Partner and manager of two marinas in Mallorca for 15 years Oscar has been designer and consultant for marina projects in various countries, and designer of customized marina elements. He has shared his experience through more than 30 conferences in 12 countries and has written numerous articles for Marina World and other international nautical magazines. Oscar is a Certified Marina Professional, was founder director of the Global Marina Institute, member of ICOMIA’s Marinas Committee, member of PIANC Recreational Marine Committee, Convenor of ISO TC228 WG8 “Yacht Harbours”, member of the Global Marine Business Advisers (GMBA) group and founding member of the Asia Pacific Superyacht Association.
In life and in yachting, learning the lessons of your mistakes is all part of the journey. And those of us who’ve been there and done it must not shy away from giving the next generation enough rope to berth the boat – trusting that they won’t decorate the propellers with it…
I have the training blues. That’s the only way I can describe it, it is the closest description I have found. There are many groups, societies and well-meaning people that make it possible for trainees to attend workshops or join the crew onboard to learn the reality of the nautical career they may be considering.
But how do we ensure these well-meant intentions are as conducive to education as they should be, and that our time invested as educators is as productive for our candidtates as they require?
I will draw on the example of Phil Wade who, of oversized heart and legendary yachting fame, has organised for some nine years now along with one of his friends, for unprivileged South African children to learn about yachting and assit them on their path towards becoming qualified yacht crew or yachting technicians. With charity, Marine Inspirations, Phil was inspired to “give back to the industry”, and they have since trained male and female young adults and children in the ways of the water, opening the door of possibility for a promising career in the yachting industry. The young students are given theoretical training in South Africa and the ones who better assimilate to the course are taken on a two-week trip to Palma to assist with regattas, visit shipyards and yacht support companies, and sometimes do some sailing, too. Other pupils are placed as apprentices aboard yachts or gain experience with marine industry companies operating on shore.
So far so good. This organised and recognised NGO can evidence wonderful results and many successful cases where these youngsters have become an established part of the yachting community, youungsters who otherwise may have suffered the traditional limitations of opportunity and finding quality employment. It’s a beautiful story, but there is a blockage in the way of their further development: the on-the-job training. Of course, someone without experience must start with the basic chores of the trade, but that must include taking on more responsibilities and being allowed to make mistakes, which are indelible learning experiences. Assigning higher levels of (surveyed) decision-making is the next step, and letting them fail and learn from it is a necessary part of the process.
Too many managers accepting trainees opt to keep them away from decisions or operational machinery, afraid they could make a dangerous mistake.
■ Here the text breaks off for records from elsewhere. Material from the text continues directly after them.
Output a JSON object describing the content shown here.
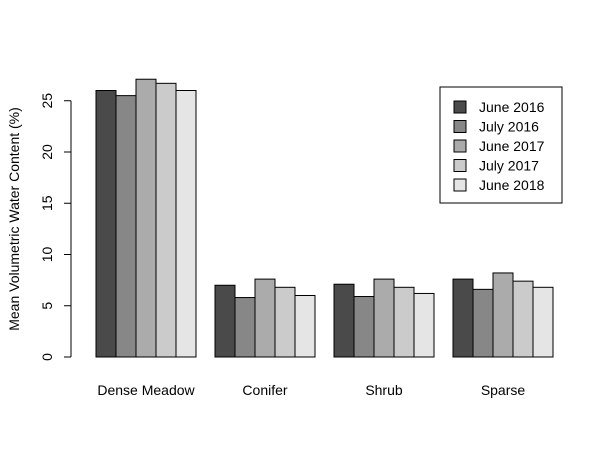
{
  "chart_data": {
    "type": "bar",
    "ylabel": "Mean Volumetric Water Content (%)",
    "xlabel": "",
    "ylim": [
      0,
      25
    ],
    "yticks": [
      0,
      5,
      10,
      15,
      20,
      25
    ],
    "categories": [
      "Dense Meadow",
      "Conifer",
      "Shrub",
      "Sparse"
    ],
    "series": [
      {
        "name": "June 2016",
        "color": "#4a4a4a",
        "values": [
          26.0,
          7.0,
          7.1,
          7.6
        ]
      },
      {
        "name": "July 2016",
        "color": "#878787",
        "values": [
          25.5,
          5.8,
          5.9,
          6.6
        ]
      },
      {
        "name": "June 2017",
        "color": "#ababab",
        "values": [
          27.1,
          7.6,
          7.6,
          8.2
        ]
      },
      {
        "name": "July 2017",
        "color": "#cbcbcb",
        "values": [
          26.7,
          6.8,
          6.8,
          7.4
        ]
      },
      {
        "name": "June 2018",
        "color": "#e5e5e5",
        "values": [
          26.0,
          6.0,
          6.2,
          6.8
        ]
      }
    ],
    "legend_position": "top-right",
    "grid": false
  }
}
That does not help them in their quest for experience; it is the job of management to manage the risk of the mistakes that a trainee can make and trust the student to take appropriate action if things go wrong.
When I had trainee deckhands on yachts, seeking to get their officer’s ticket, of course I wouldn’t be off to my cabin at night letting them take a night watch alone, but I would stay close to the bridge to check on things now and again, and be ready to react should help be called for. The watch is theirs, the final responsibility is mine.
The fear of something going wrong is with us as the trainers, and only serves to express our insecurity. Our knowledge and experience should give us the peace of mind to see a trainee as another variable in the system, one to be monitored but not limited to the new tasks being learned, remembering that making your own mistakes is the best experience.
Novel doctors must practice after graduating under (but not limited by) a seasoned doctor’s supervision before they can practice alone. The method is used in many disciplines, but it doesn’t work if the trainees cannot perform under real conditions. In helicopter pilot training, you are sent to fly solo after just 30 hours with an instructor. The aerospace industry is highly conscious of safety, but the apparently dangerous learning protocol works! Those two situations can be far more dangerous than mistaking a distant fishing boat’s lights for shore-based ones, wrongly tying down a mooring line or pinpointing a plot in the chart that’s a few miles off.
Trainees with special abilities will excel in handling their assigned job situations, and be identified early in their career as promising industry professionals. These examples can be extrapolated to each and all duties in our nautical (and other) professional worlds. Let us eliminate our fears and give our young followers the opportunities they deserve.